Insurtech startup Stand Insurance is reimagining how high-risk properties are underwritten by using AI-generated 'digital twins' of individual homes. This model is especially relevant for properties in wildfire-prone California and hurricane-vulnerable Florida, where traditional insurers are retreating and policyholders are struggling to find coverage.

Rather than rely solely on zip code-based risk scoring, Stand's platform compiles hyper-specific data to model property-level vulnerabilities. The AI then simulates hazard impacts-like ember travel during wildfires or structural stress during hurricanes-to determine insurability, premiums, and required mitigations.
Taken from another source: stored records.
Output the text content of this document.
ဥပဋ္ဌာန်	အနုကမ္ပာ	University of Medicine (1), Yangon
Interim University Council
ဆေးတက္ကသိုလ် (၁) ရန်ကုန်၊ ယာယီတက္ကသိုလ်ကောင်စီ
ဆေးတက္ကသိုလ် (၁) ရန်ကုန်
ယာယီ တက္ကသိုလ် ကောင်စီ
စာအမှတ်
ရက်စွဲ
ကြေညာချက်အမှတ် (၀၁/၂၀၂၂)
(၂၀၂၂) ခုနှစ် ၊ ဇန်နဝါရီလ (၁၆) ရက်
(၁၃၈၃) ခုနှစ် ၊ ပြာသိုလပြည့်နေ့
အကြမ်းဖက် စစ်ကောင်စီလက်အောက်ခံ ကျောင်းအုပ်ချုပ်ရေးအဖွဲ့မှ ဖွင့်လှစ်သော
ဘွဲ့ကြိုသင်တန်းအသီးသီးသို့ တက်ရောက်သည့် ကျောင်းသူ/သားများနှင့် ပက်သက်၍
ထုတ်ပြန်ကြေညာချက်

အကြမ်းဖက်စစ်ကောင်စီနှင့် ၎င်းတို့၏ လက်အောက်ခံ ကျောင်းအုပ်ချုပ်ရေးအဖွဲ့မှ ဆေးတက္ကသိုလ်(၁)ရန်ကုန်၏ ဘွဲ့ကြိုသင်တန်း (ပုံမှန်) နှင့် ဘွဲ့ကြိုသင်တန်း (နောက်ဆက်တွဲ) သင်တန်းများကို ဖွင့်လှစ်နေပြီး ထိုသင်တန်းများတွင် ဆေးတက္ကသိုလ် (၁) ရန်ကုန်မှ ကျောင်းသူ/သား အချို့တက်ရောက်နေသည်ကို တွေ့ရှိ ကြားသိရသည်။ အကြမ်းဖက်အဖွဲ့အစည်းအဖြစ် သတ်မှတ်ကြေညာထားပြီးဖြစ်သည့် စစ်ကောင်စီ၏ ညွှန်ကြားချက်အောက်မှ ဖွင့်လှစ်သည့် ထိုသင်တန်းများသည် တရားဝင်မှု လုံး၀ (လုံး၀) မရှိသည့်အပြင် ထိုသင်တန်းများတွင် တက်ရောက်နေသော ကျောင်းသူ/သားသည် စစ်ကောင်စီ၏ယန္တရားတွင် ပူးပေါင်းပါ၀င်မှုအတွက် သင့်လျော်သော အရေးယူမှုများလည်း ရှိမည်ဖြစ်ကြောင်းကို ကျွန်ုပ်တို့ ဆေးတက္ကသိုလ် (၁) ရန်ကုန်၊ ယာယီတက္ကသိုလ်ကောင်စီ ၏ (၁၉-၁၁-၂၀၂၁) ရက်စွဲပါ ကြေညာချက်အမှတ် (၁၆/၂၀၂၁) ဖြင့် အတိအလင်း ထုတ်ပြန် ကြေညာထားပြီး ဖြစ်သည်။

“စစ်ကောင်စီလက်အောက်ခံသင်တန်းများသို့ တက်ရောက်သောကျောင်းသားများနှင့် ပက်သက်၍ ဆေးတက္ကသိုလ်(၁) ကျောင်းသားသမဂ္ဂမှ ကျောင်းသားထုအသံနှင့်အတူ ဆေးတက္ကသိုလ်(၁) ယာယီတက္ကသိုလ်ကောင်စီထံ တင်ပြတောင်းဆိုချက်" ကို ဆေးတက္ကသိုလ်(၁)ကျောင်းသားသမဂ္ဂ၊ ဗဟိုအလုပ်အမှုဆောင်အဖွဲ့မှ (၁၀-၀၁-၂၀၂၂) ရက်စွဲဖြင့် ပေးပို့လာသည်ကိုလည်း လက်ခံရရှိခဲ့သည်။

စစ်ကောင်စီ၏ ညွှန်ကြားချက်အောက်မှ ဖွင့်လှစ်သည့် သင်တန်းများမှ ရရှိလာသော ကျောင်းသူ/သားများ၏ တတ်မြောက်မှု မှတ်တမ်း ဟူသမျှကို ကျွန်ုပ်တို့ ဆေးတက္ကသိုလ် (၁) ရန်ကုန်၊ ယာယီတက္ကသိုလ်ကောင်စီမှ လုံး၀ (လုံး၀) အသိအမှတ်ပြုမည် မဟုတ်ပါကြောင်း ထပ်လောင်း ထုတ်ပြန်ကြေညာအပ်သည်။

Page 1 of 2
From an adjuster's perspective, this raises several operational questions. First, it could lead to more uniform documentation and expectations around pre-claim mitigation, as AI-derived requirements (like defensible space or roofing upgrades) become conditions for coverage. Second, AI simulations might play a growing role in both underwriting and post-loss evaluation, adding a new dimension to claims verification. If the pre-loss model is detailed enough, it could act as a reference in disputes over damage origin or pre-existing conditions.

Stand functions as a Managing General Agent (MGA), designing the insurance product and handling sales, while actual risk-bearing is offloaded to licensed carriers like Concert Specialty. The MGA model itself is not new, but the infusion of AI into the underwriting process could create a more data-driven, simulation-based foundation for property coverage in high-risk zones.

As these models expand in Florida and California, claims adjusters operating in catastrophe-prone areas should take note of how AI-simulated property profiles might influence claims eligibility, cause-of-loss assessments, and coverage obligations.